How does that Shakespeare quote go again? “What’s in a name…would a nipple by any other name still be…um…nipply?”
(Yeah, Yeah…most abject apologies to the bard and all…)
I was complaining to friends on Friday that I was beyond bored and Armitageworld was silent as a crypt with everyone occupied a la Crucible. Then Saturday happened…Nipplegate Saturday (like Fat Tuesday and Black Friday!) The resounding swell of spoofing does my satirical self good. Far be it from me to let an opportunity pass me by, so I bring you a brief chronological survey of some ancient Greco-Roman nippleage? Nipplage?
Late Bronze Age Nipples (2000-1200 BC)
The painted plaster is damaged, but you can still make them out if you look closely…but then again, who notices nipples with that amazing hat?! Too subtle? This next image is one that I use in every survey class I teach:
No class, it’s not her bared breasts or her nipples…it’s the SNAKES people – and maybe the bird perched on her head…and her pomegranate wreath fertility hat. Nipples? Totally mundane here.
Archaic Nipples (750-490 BC)
(there are no Iron Age Nipples…I’ve looked everywhere, but since there is no figured art in Greece from 1100 – 800, alas, no nips)
Originally a grave marker, I have to admit that Kroisos is much more renowned for his thunderous thighs than his rather petite nipples.
My avatar dates to roughly this same period…lo and behold – Nipples!

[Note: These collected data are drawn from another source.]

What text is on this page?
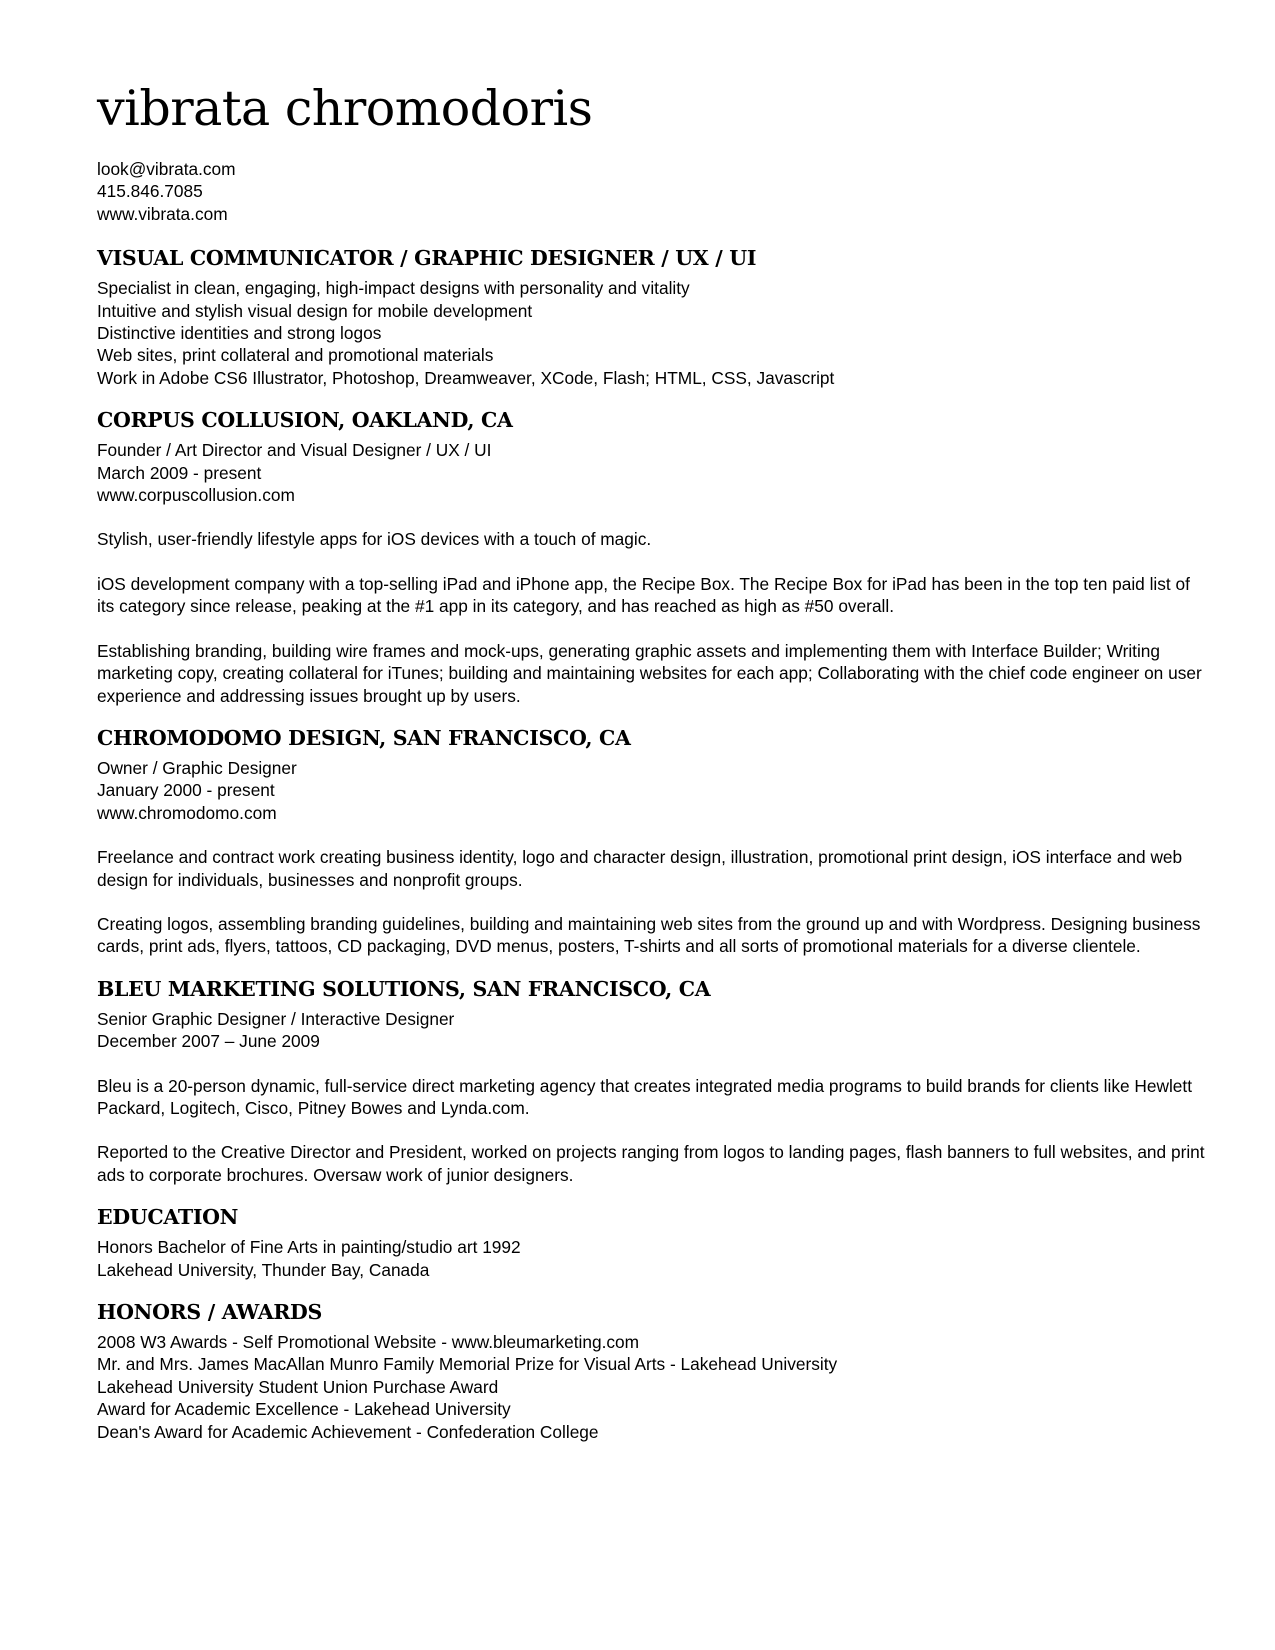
vibrata chromodoris
look@vibrata.com
415.846.7085
www.vibrata.com
VISUAL COMMUNICATOR / GRAPHIC DESIGNER / UX / UI
Specialist in clean, engaging, high-impact designs with personality and vitality
Intuitive and stylish visual design for mobile development
Distinctive identities and strong logos
Web sites, print collateral and promotional materials
Work in Adobe CS6 Illustrator, Photoshop, Dreamweaver, XCode, Flash; HTML, CSS, Javascript
CORPUS COLLUSION, OAKLAND, CA
Founder / Art Director and Visual Designer / UX / UI
March 2009 - present
www.corpuscollusion.com

Stylish, user-friendly lifestyle apps for iOS devices with a touch of magic.

iOS development company with a top-selling iPad and iPhone app, the Recipe Box. The Recipe Box for iPad has been in the top ten paid list of its category since release, peaking at the #1 app in its category, and has reached as high as #50 overall.

Establishing branding, building wire frames and mock-ups, generating graphic assets and implementing them with Interface Builder; Writing marketing copy, creating collateral for iTunes; building and maintaining websites for each app; Collaborating with the chief code engineer on user experience and addressing issues brought up by users.

CHROMODOMO DESIGN, SAN FRANCISCO, CA
Owner / Graphic Designer
January 2000 - present
www.chromodomo.com

Freelance and contract work creating business identity, logo and character design, illustration, promotional print design, iOS interface and web design for individuals, businesses and nonprofit groups.

Creating logos, assembling branding guidelines, building and maintaining web sites from the ground up and with Wordpress. Designing business cards, print ads, flyers, tattoos, CD packaging, DVD menus, posters, T-shirts and all sorts of promotional materials for a diverse clientele.

BLEU MARKETING SOLUTIONS, SAN FRANCISCO, CA
Senior Graphic Designer / Interactive Designer
December 2007 – June 2009

Bleu is a 20-person dynamic, full-service direct marketing agency that creates integrated media programs to build brands for clients like Hewlett Packard, Logitech, Cisco, Pitney Bowes and Lynda.com.

Reported to the Creative Director and President, worked on projects ranging from logos to landing pages, flash banners to full websites, and print ads to corporate brochures. Oversaw work of junior designers.

EDUCATION
Honors Bachelor of Fine Arts in painting/studio art 1992
Lakehead University, Thunder Bay, Canada
HONORS / AWARDS
2008 W3 Awards - Self Promotional Website - www.bleumarketing.com
Mr. and Mrs. James MacAllan Munro Family Memorial Prize for Visual Arts - Lakehead University
Lakehead University Student Union Purchase Award
Award for Academic Excellence - Lakehead University
Dean's Award for Academic Achievement - Confederation College
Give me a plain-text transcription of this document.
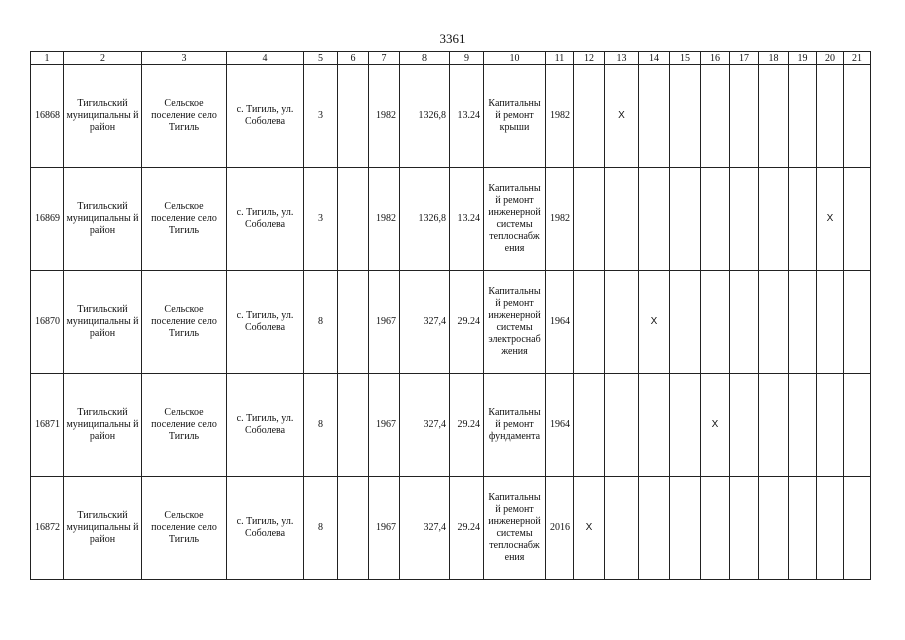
3361
1	2	3	4	5	6	7	8	9	10	11	12	13	14	15	16	17	18	19	20	21
16868	Тигильский муниципальны й район	Сельское поселение село Тигиль	с. Тигиль, ул. Соболева	3		1982	1326,8	13.24	Капитальны й ремонт крыши	1982		X								
16869	Тигильский муниципальны й район	Сельское поселение село Тигиль	с. Тигиль, ул. Соболева	3		1982	1326,8	13.24	Капитальны й ремонт инженерной системы теплоснабж ения	1982									X	
16870	Тигильский муниципальны й район	Сельское поселение село Тигиль	с. Тигиль, ул. Соболева	8		1967	327,4	29.24	Капитальны й ремонт инженерной системы электроснаб жения	1964			X							
16871	Тигильский муниципальны й район	Сельское поселение село Тигиль	с. Тигиль, ул. Соболева	8		1967	327,4	29.24	Капитальны й ремонт фундамента	1964					X					
16872	Тигильский муниципальны й район	Сельское поселение село Тигиль	с. Тигиль, ул. Соболева	8		1967	327,4	29.24	Капитальны й ремонт инженерной системы теплоснабж ения	2016	X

TRANSITIONAL NIPPLES (~480BC)
Yep he has nipples, but he’s much more important because he is sculpted in a style that clearly marks the transition from the late Archaic to the Early Classical – or Severe Style.
High Classical Nipples (480-400 BC)
The sculptural program of the Athenian Parthenon is considered the epitome of the High Classical Style…yet nipples, human and semi human, abound!
Hellenistic Baroque Nipples (300-30 BC)
Considering that this rendition of Hercules is well over life sized, those are some super huge Hellenistic hero nipples!
Even the Roman’s got into the Nipple Act Nipples
In this, most likely posthumous, depiction of the Augustus, the divine emperor is shown in military garb with an elaborately detailed cuirass or breastplate. The scene on it depicts the diplomatic high point of his long career – The Return of the Parthian Standards. Right above that? Fake nipples to go along with the fake navel which serve to model the natural male form on the cuirass. Here’s the thing. They’re nipples. All mammals have them, and occasionally they peek out of a costume through the deliberate design of the costume designer.
No one will convince me that this particular hole placement was not deliberate and was not designed to produce a particular effect. Frankly, human chests look a little odd without nipples…kind of like faces without eyebrows. In this particular case, with this particular actor, people were intended to notice…intended to react, and it’s neither criminal nor a mark of depravity to do so. People have been noticing the nipples on classical sculpture for centuries, so I’m fairly certain that I have not degraded hundreds of years of classical scholarship by pertly pointing them out here. I am equally certain that the reality of fans noticing, with appreciation, a nipple revealed by a costume gap, has by no means denigrated or desecrated their appreciation of the artist or the gravity of the work he produced. Class dismissed.